A VNS-based approach for solving the Manhattan metric straddle carrier routing problem with buffer areas

Abstract

This paper presents a metaheuristic approach for solving an optimization problem that arises at container terminals where straddle carriers (SCs) transport containers between the stacking areas and the seaside. In such container terminals, operational efficiency depends mainly on SC routing. SCs routes should consider the order in which containers are unloaded and loaded at the quay cranes (QCs), taking into account the limited capacity of the buffer area of each QC where containers are temporarily stored after being handled by a QC or an SC. Besides the precedence relations (i.e., container sequences) and buffer capacities, the solution framework considers safety constraints.
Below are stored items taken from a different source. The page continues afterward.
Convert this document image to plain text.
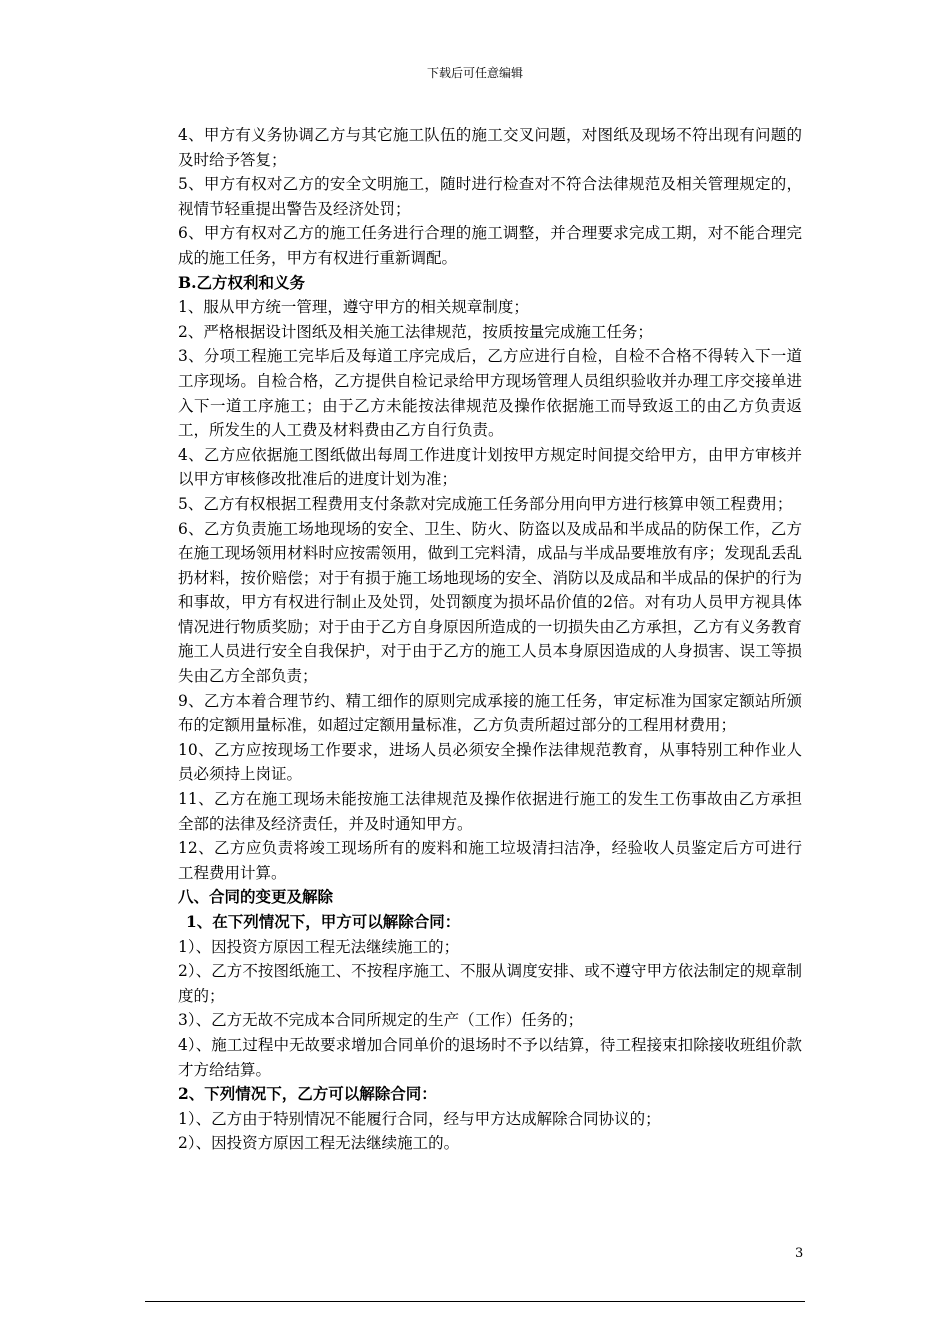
下载后可任意编辑

4、甲方有义务协调乙方与其它施工队伍的施工交叉问题，对图纸及现场不符出现有问题的及时给予答复；

5、甲方有权对乙方的安全文明施工，随时进行检查对不符合法律规范及相关管理规定的，视情节轻重提出警告及经济处罚；

6、甲方有权对乙方的施工任务进行合理的施工调整，并合理要求完成工期，对不能合理完成的施工任务，甲方有权进行重新调配。

B.乙方权利和义务

1、服从甲方统一管理，遵守甲方的相关规章制度；

2、严格根据设计图纸及相关施工法律规范，按质按量完成施工任务；

3、分项工程施工完毕后及每道工序完成后，乙方应进行自检，自检不合格不得转入下一道工序现场。自检合格，乙方提供自检记录给甲方现场管理人员组织验收并办理工序交接单进入下一道工序施工；由于乙方未能按法律规范及操作依据施工而导致返工的由乙方负责返工，所发生的人工费及材料费由乙方自行负责。

4、乙方应依据施工图纸做出每周工作进度计划按甲方规定时间提交给甲方，由甲方审核并以甲方审核修改批准后的进度计划为准；

5、乙方有权根据工程费用支付条款对完成施工任务部分用向甲方进行核算申领工程费用；

6、乙方负责施工场地现场的安全、卫生、防火、防盗以及成品和半成品的防保工作，乙方在施工现场领用材料时应按需领用，做到工完料清，成品与半成品要堆放有序；发现乱丢乱扔材料，按价赔偿；对于有损于施工场地现场的安全、消防以及成品和半成品的保护的行为和事故，甲方有权进行制止及处罚，处罚额度为损坏品价值的2倍。对有功人员甲方视具体情况进行物质奖励；对于由于乙方自身原因所造成的一切损失由乙方承担，乙方有义务教育施工人员进行安全自我保护，对于由于乙方的施工人员本身原因造成的人身损害、误工等损失由乙方全部负责；

9、乙方本着合理节约、精工细作的原则完成承接的施工任务，审定标准为国家定额站所颁布的定额用量标准，如超过定额用量标准，乙方负责所超过部分的工程用材费用；

10、乙方应按现场工作要求，进场人员必须安全操作法律规范教育，从事特别工种作业人员必须持上岗证。

11、乙方在施工现场未能按施工法律规范及操作依据进行施工的发生工伤事故由乙方承担全部的法律及经济责任，并及时通知甲方。

12、乙方应负责将竣工现场所有的废料和施工垃圾清扫洁净，经验收人员鉴定后方可进行工程费用计算。

八、合同的变更及解除

1、在下列情况下，甲方可以解除合同：

1）、因投资方原因工程无法继续施工的；

2）、乙方不按图纸施工、不按程序施工、不服从调度安排、或不遵守甲方依法制定的规章制度的；

3）、乙方无故不完成本合同所规定的生产（工作）任务的；

4）、施工过程中无故要求增加合同单价的退场时不予以结算，待工程接束扣除接收班组价款才方给结算。

2、下列情况下，乙方可以解除合同：

1）、乙方由于特别情况不能履行合同，经与甲方达成解除合同协议的；

2）、因投资方原因工程无法继续施工的。

3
Efficient routing of SCs directly contributes to minimizing the idle time of QCs, thereby improving their overall productivity and minimizing the turnaround time of vessels, which is the objective of the problem. Specifically, we present two different variants of the Variable Neighborhood Search (VNS) algorithm. Each variant is initialized in both a greedy and a random manner. These algorithms address the problem by incorporating four LS operators commonly utilized in vehicle routing problems. We perform a comparative analysis of the results of these four approaches against each other and against solutions generated by an exact solver. Our numerical experiments show that the proposed algorithms perform better than the used solver, especially for bigger instances. A comparison with the results from the literature is also given and shows that the proposed VNS-based approach provides competitive results.